Re: Swedish Chinese
From: | Philippe Caquant <herodote92@...> |
Date: | Monday, February 2, 2004, 20:21 |
In Alsatian, there is a phrase which sounds somethink
like (as I remember): Shang, t'sun shent yo sho lang !
(Jean, die Sonne scheint ja schon lange = John, the
sun's already been shining for a long time).
This I think is the proof of a close relation between
Chinese and Alsatian.
--- Andreas Johansson <andjo@...> wrote:
> Quoting Pavel Iosad <edricson@...>:
>
> > Hello,
> >
> > > In addition there's supposed to be a Chinese 2nd
> person
> > > pronoun sounding much
> > > like Swedish _ni_ "you" (pl and, obsoletishly,
> polite sg).
> > > Any sinophone to remind me of the details?
> >
> > Yep, ni2, 'you (sg.)'. Also ni2men 'you (pl.)'.
> >
> > > demerged /l/ and /rl/ (used both to be [l_d] -
> > > now [l_d] and [l`]).

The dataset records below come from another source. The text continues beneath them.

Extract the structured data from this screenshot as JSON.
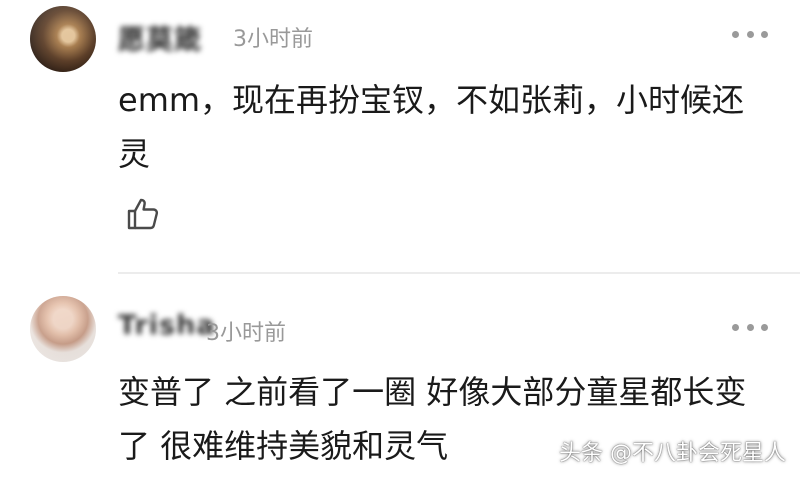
{
  "comments": [
    {
      "username": "愿莫箴",
      "time": "3小时前",
      "text": "emm，现在再扮宝钗，不如张莉，小时候还灵",
      "avatar_icon": "user-avatar-warm-photo",
      "like_icon": "thumbs-up-icon",
      "more_icon": "more-dots-icon"
    },
    {
      "username": "Trisha",
      "time": "3小时前",
      "text": "变普了 之前看了一圈 好像大部分童星都长变了 很难维持美貌和灵气",
      "avatar_icon": "user-avatar-portrait-photo",
      "more_icon": "more-dots-icon"
    }
  ],
  "watermark": "头条 @不八卦会死星人",
  "colors": {
    "text": "#1a1a1a",
    "username": "#333333",
    "time": "#999999",
    "divider": "#ececec"
  }
}
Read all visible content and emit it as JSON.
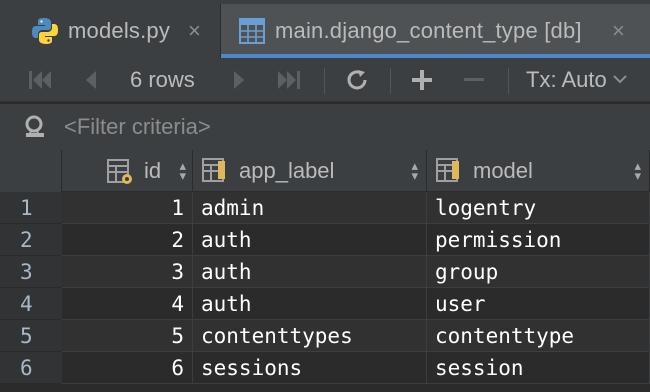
{
  "tabs": [
    {
      "label": "models.py",
      "icon": "python-file-icon",
      "active": false
    },
    {
      "label": "main.django_content_type [db]",
      "icon": "table-icon",
      "active": true
    }
  ],
  "toolbar": {
    "rows_label": "6 rows",
    "tx_label": "Tx: Auto"
  },
  "filter": {
    "placeholder": "<Filter criteria>"
  },
  "table": {
    "columns": [
      "id",
      "app_label",
      "model"
    ],
    "rows": [
      {
        "num": "1",
        "id": "1",
        "app_label": "admin",
        "model": "logentry"
      },
      {
        "num": "2",
        "id": "2",
        "app_label": "auth",
        "model": "permission"
      },
      {
        "num": "3",
        "id": "3",
        "app_label": "auth",
        "model": "group"
      },
      {
        "num": "4",
        "id": "4",
        "app_label": "auth",
        "model": "user"
      },
      {
        "num": "5",
        "id": "5",
        "app_label": "contenttypes",
        "model": "contenttype"
      },
      {
        "num": "6",
        "id": "6",
        "app_label": "sessions",
        "model": "session"
      }
    ]
  },
  "colors": {
    "accent": "#4a88c7",
    "background": "#2b2b2b",
    "panel": "#3c3f41"
  }
}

The later rather annoys me
> - dead
> > > distinctions should stay dead!
> >
> > Really dead? I think our Swedish teacher (the one
> from Sweden, I mean)
> > hasn't merged them. She's from Uppsala.
>
> I never said it was dead in all 'lects - there are
> plenty of people who
> distinguish them. Indeed, weren't there, I doubt I'd
> picked it up. While
> spelling pronunciations are fairly widespread in
> Modern Swedish (as BP
> complains about now and then), I doubt they're able
> to introduce new phones.
>
>
Andreas
=====
Philippe Caquant
"Le langage est source de malentendus."